Kasus Dugaan Penganiayaan Eks ART Naik Sidik, Erin Wartia Jadi Tersangka?

Kasus Dugaan Penganiayaan Eks ART Naik Sidik, Erin Wartia Jadi Tersangka?

Gaya Hidup | inews | Selasa, 30 Juni 2026 - 16:42
share

JAKARTA, iNews.id - Kasus dugaan penganiayaan yang menyeret nama Rien Wartia Trigina alias Erin Wartia terhadap mantan Asisten Rumah Tangga (ART)-nya, Herawati, kini memasuki babak baru. Penyidik Polres Metro Jakarta Selatan diketahui telah menaikkan status perkara dari penyelidikan (lidik) ke penyidikan (sidik).

Kabar tersebut dikonfirmasi kuasa hukum Herawati, Deolia Yumara. Ia mendatangi Polres Metro Jaksel untuk melakukan koordinasi sekaligus menerima Surat Pemberitahuan Dimulainya Penyidikan (SPDP).

"Perkaranya sudah naik ke penyidikan. Dari penyelidikan, naik ke penyidikan. Jadi surat-suratnya sudah ada. Kami dipanggil untuk salah satunya menerima surat SPDP sebagai tembusan kepada pelapor," ujar Deolia Yumara, Selasa (30/6/2026).

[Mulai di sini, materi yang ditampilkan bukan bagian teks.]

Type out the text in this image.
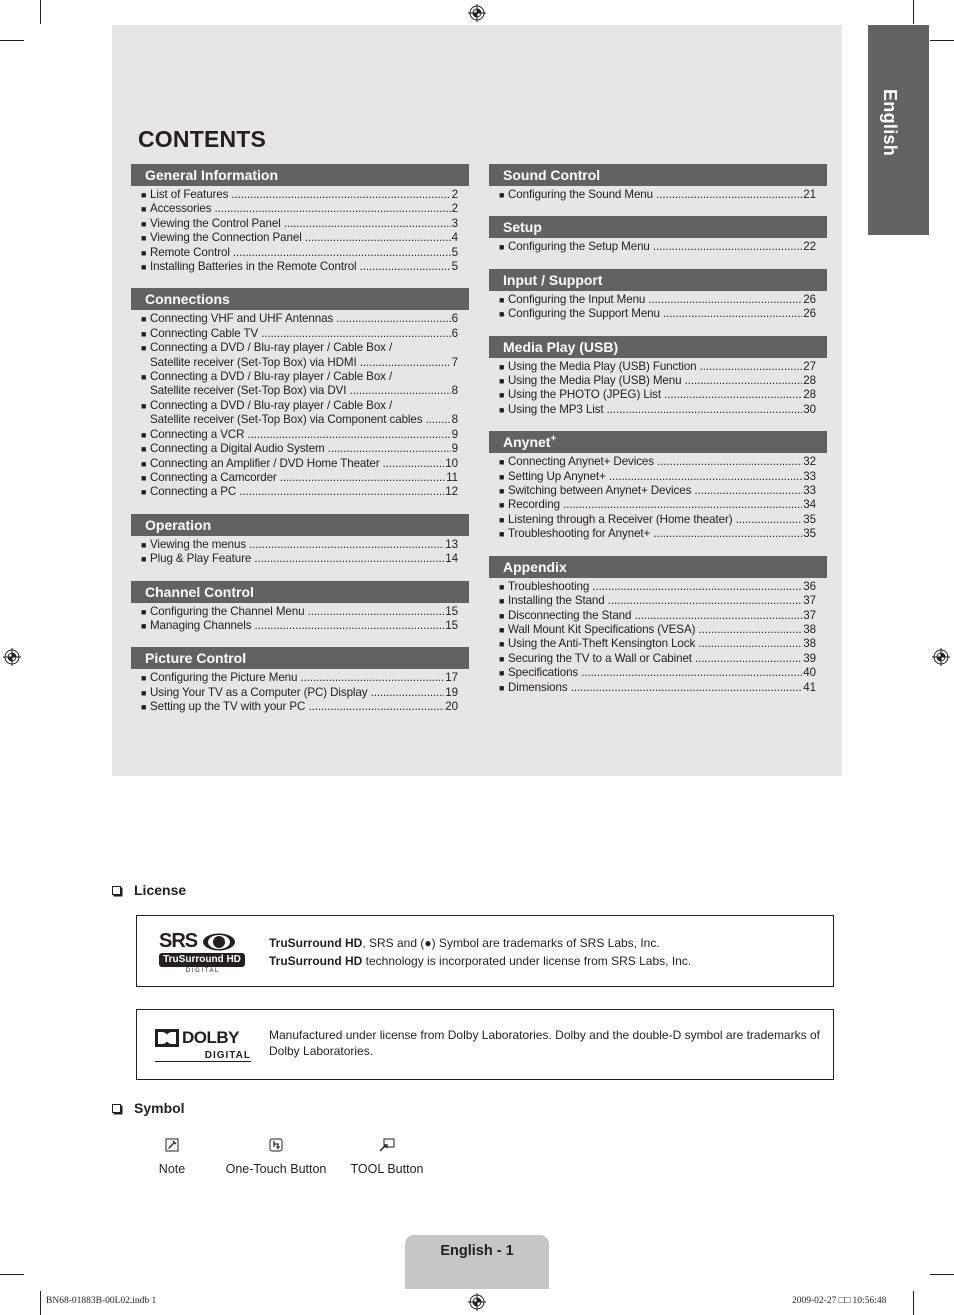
English
CONTENTS
General Information
■ List of Features .....	2
■ Accessories .....	2
■ Viewing the Control Panel .....	3
■ Viewing the Connection Panel .....	4
■ Remote Control .....	5
■ Installing Batteries in the Remote Control .....	5
Connections
■ Connecting VHF and UHF Antennas .....	6
■ Connecting Cable TV .....	6
■ Connecting a DVD / Blu-ray player / Cable Box /
Satellite receiver (Set-Top Box) via HDMI .....	7
■ Connecting a DVD / Blu-ray player / Cable Box /
Satellite receiver (Set-Top Box) via DVI .....	8
■ Connecting a DVD / Blu-ray player / Cable Box /
Satellite receiver (Set-Top Box) via Component cables .....	8
■ Connecting a VCR .....	9
■ Connecting a Digital Audio System .....	9
■ Connecting an Amplifier / DVD Home Theater .....	10
■ Connecting a Camcorder .....	11
■ Connecting a PC .....	12
Operation
■ Viewing the menus .....	13
■ Plug & Play Feature .....	14
Channel Control
■ Configuring the Channel Menu .....	15
■ Managing Channels .....	15
Picture Control
■ Configuring the Picture Menu .....	17
■ Using Your TV as a Computer (PC) Display .....	19
■ Setting up the TV with your PC .....	20
Sound Control
■ Configuring the Sound Menu .....	21
Setup
■ Configuring the Setup Menu .....	22
Input / Support
■ Configuring the Input Menu .....	26
■ Configuring the Support Menu .....	26
Media Play (USB)
■ Using the Media Play (USB) Function .....	27
■ Using the Media Play (USB) Menu .....	28
■ Using the PHOTO (JPEG) List .....	28
■ Using the MP3 List .....	30
Anynet+
■ Connecting Anynet+ Devices .....	32
■ Setting Up Anynet+ .....	33
■ Switching between Anynet+ Devices .....	33
■ Recording .....	34
■ Listening through a Receiver (Home theater) .....	35
■ Troubleshooting for Anynet+ .....	35
Appendix
■ Troubleshooting .....	36
■ Installing the Stand .....	37
■ Disconnecting the Stand .....	37
■ Wall Mount Kit Specifications (VESA) .....	38
■ Using the Anti-Theft Kensington Lock .....	38
■ Securing the TV to a Wall or Cabinet .....	39
■ Specifications .....	40
■ Dimensions .....	41
License
SRS
TruSurround HD
D I G I T A L
TruSurround HD, SRS and (●) Symbol are trademarks of SRS Labs, Inc.
TruSurround HD technology is incorporated under license from SRS Labs, Inc.
DOLBY
DIGITAL
Manufactured under license from Dolby Laboratories. Dolby and the double-D symbol are trademarks of Dolby Laboratories.
Symbol
Note	One-Touch Button	TOOL Button
English - 1
BN68-01883B-00L02.indb 1	2009-02-27 □□ 10:56:48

Dengan naiknya status perkara tersebut, muncul pertanyaan besar mengenai status hukum Erin Wartia sebagai terlapor.

Deolia menjelaskan bahwa dalam proses sidik, penyidik biasanya sudah mengantongi bukti dan saksi yang cukup untuk menentukan tersangka.

"Biasanya kalau naik penyidikan, tentu sudah ada bukti yang cukup, sama saksi yang cukup. Jadi dari situ kemungkinan ada TSK-nya (tersangka). Tapi kami lihatlah, kan sudah sidik," tuturnya.

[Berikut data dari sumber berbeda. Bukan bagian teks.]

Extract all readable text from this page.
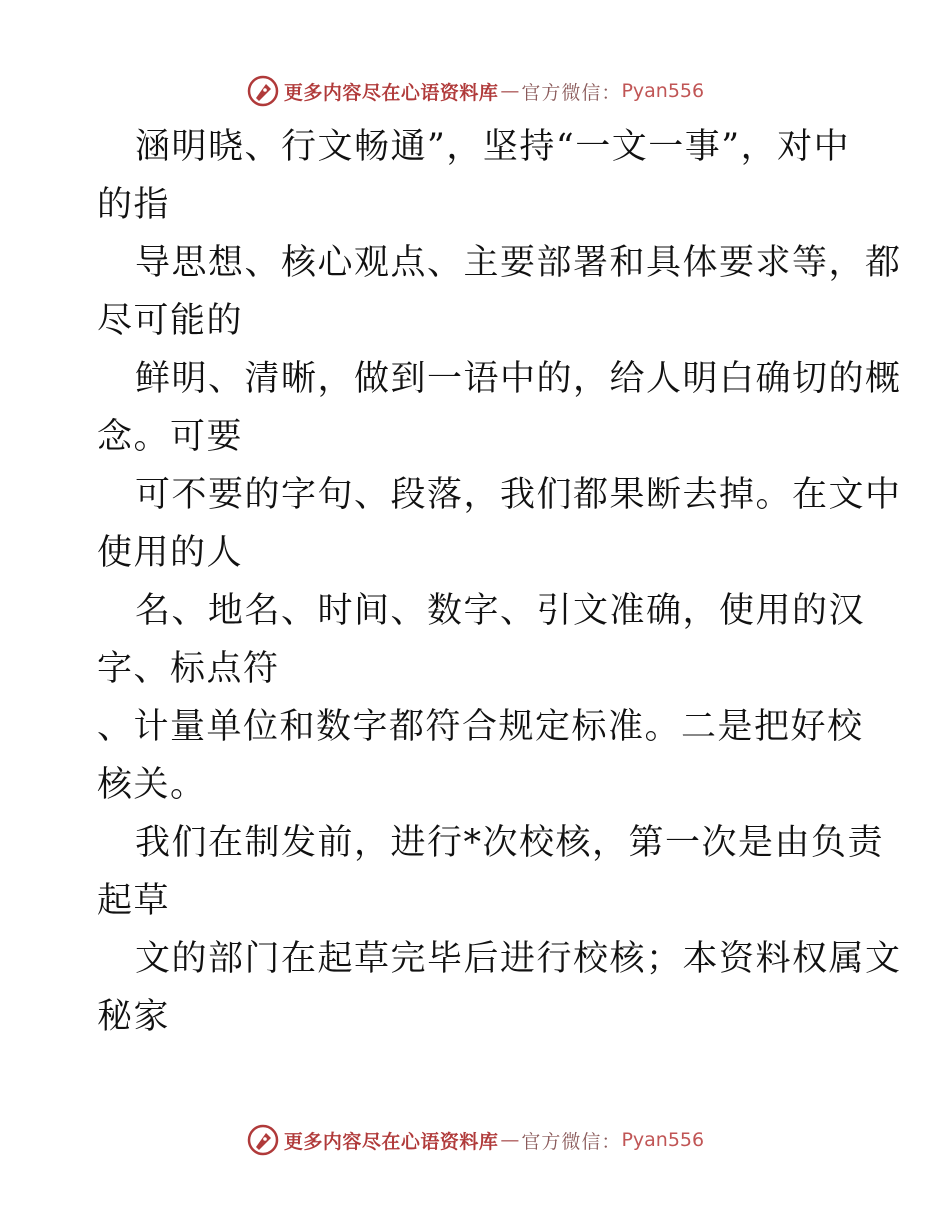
更多内容尽在心语资料库 — 官方微信： Pyan556
涵明晓、行文畅通”，坚持“一文一事”，对中
的指
导思想、核心观点、主要部署和具体要求等，都
尽可能的
鲜明、清晰，做到一语中的，给人明白确切的概
念。可要
可不要的字句、段落，我们都果断去掉。在文中
使用的人
名、地名、时间、数字、引文准确，使用的汉
字、标点符
、计量单位和数字都符合规定标准。二是把好校
核关。
我们在制发前，进行*次校核，第一次是由负责
起草
文的部门在起草完毕后进行校核；本资料权属文
秘家
更多内容尽在心语资料库 — 官方微信： Pyan556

Lebih lanjut, Deolia menegaskan bahwa dalam kasus ini hanya ada satu pihak yang dilaporkan, yakni Erin Wartia.

"Ya bisa siapa saja tersangka itu, tapi memang terlapornya cuma satu sih (Erin Wartia)," tegasnya.

Meski proses hukum terus berjalan, pihak Herawati mengaku masih membuka pintu damai melalui skema Restorative Justice (RJ). Namun, Deolia menekankan bahwa perdamaian tidak bisa berjalan sepihak dan harus melibatkan komitmen dari Erin Wartia.

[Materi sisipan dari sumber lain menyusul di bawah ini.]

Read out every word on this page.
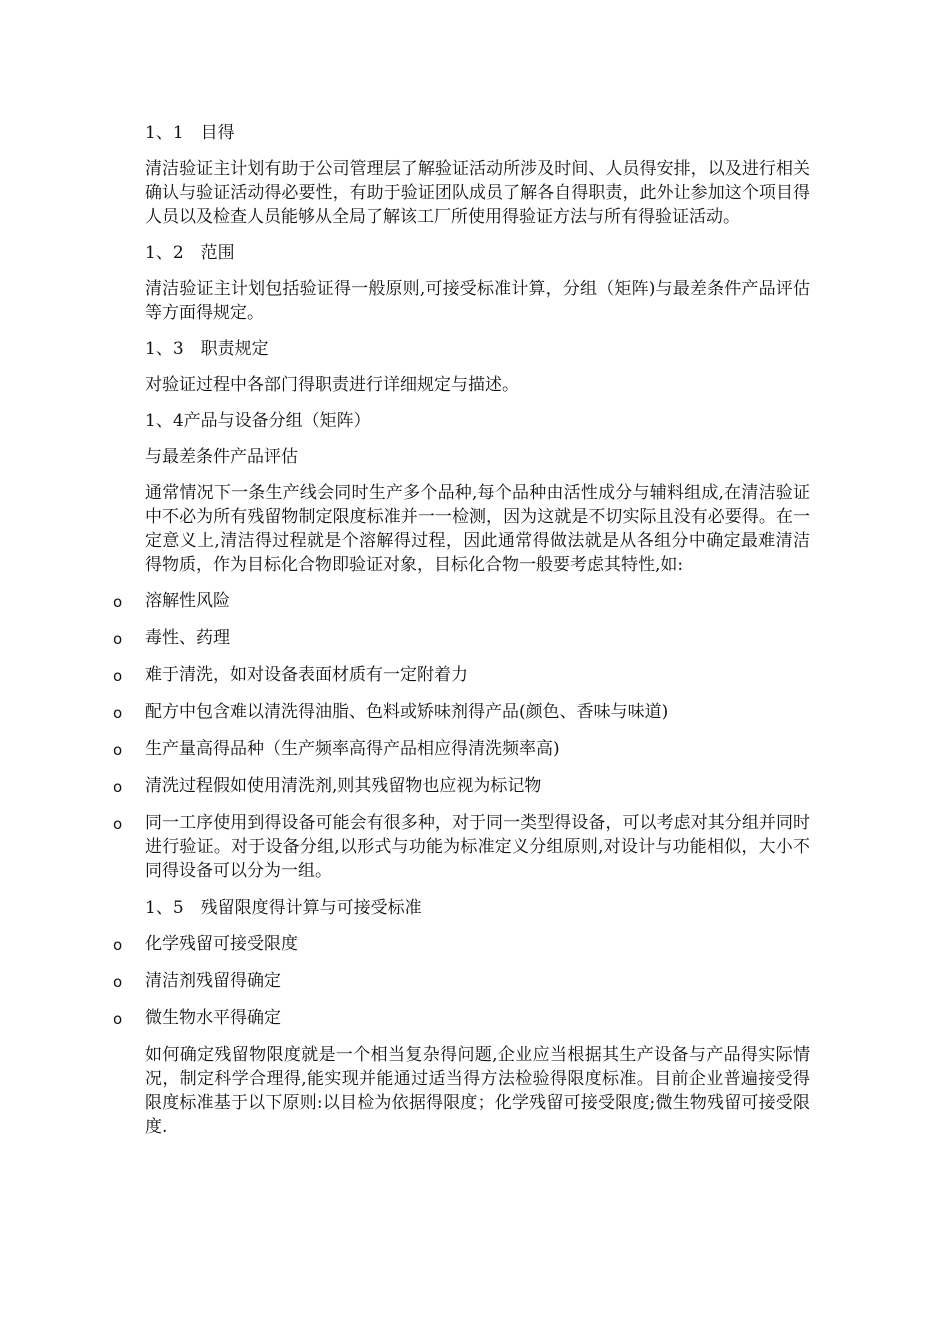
1、1　目得

清洁验证主计划有助于公司管理层了解验证活动所涉及时间、人员得安排，以及进行相关确认与验证活动得必要性，有助于验证团队成员了解各自得职责，此外让参加这个项目得人员以及检查人员能够从全局了解该工厂所使用得验证方法与所有得验证活动。

1、2　范围

清洁验证主计划包括验证得一般原则,可接受标准计算，分组（矩阵)与最差条件产品评估等方面得规定。

1、3　职责规定

对验证过程中各部门得职责进行详细规定与描述。

1、4产品与设备分组（矩阵）

与最差条件产品评估

通常情况下一条生产线会同时生产多个品种,每个品种由活性成分与辅料组成,在清洁验证中不必为所有残留物制定限度标准并一一检测，因为这就是不切实际且没有必要得。在一定意义上,清洁得过程就是个溶解得过程，因此通常得做法就是从各组分中确定最难清洁得物质，作为目标化合物即验证对象，目标化合物一般要考虑其特性,如:

o 溶解性风险
o 毒性、药理
o 难于清洗，如对设备表面材质有一定附着力
o 配方中包含难以清洗得油脂、色料或矫味剂得产品(颜色、香味与味道)
o 生产量高得品种（生产频率高得产品相应得清洗频率高)
o 清洗过程假如使用清洗剂,则其残留物也应视为标记物
o 同一工序使用到得设备可能会有很多种，对于同一类型得设备，可以考虑对其分组并同时进行验证。对于设备分组,以形式与功能为标准定义分组原则,对设计与功能相似，大小不同得设备可以分为一组。

1、5　残留限度得计算与可接受标准

o 化学残留可接受限度
o 清洁剂残留得确定
o 微生物水平得确定

如何确定残留物限度就是一个相当复杂得问题,企业应当根据其生产设备与产品得实际情况，制定科学合理得,能实现并能通过适当得方法检验得限度标准。目前企业普遍接受得限度标准基于以下原则:以目检为依据得限度；化学残留可接受限度;微生物残留可接受限度.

Tak hanya sekadar kata maaf, pihak Hera juga menyinggung beberapa syarat jika ingin kasus ini berakhir damai.

"Syarat damai sebenarnya sederhana, saling memaafkan itu yang pertama. Masalah lain seperti masalah teknis, handphone yang disita, kemudian masalah gaji yang belum dibayar, itu ada syarat-syarat sendiri," ungkap Deolia.

Jika upaya perdamaian gagal, Deolia menegaskan pihaknya siap mengawal kasus ini hingga ke meja hijau. Ia menyebut dugaan penganiayaan ini masuk dalam kategori ringan dengan ancaman hukuman penjara hingga tiga tahun.

"Ini kan penganiayaan ringan. 2 tahun, 3 tahun, itu paling lama. Tapi tergantung juga dari penyidik nanti memprosesnya bagaimana. Intinya, setiap perkara kita siap sampai ke persidangan," pungkasnya.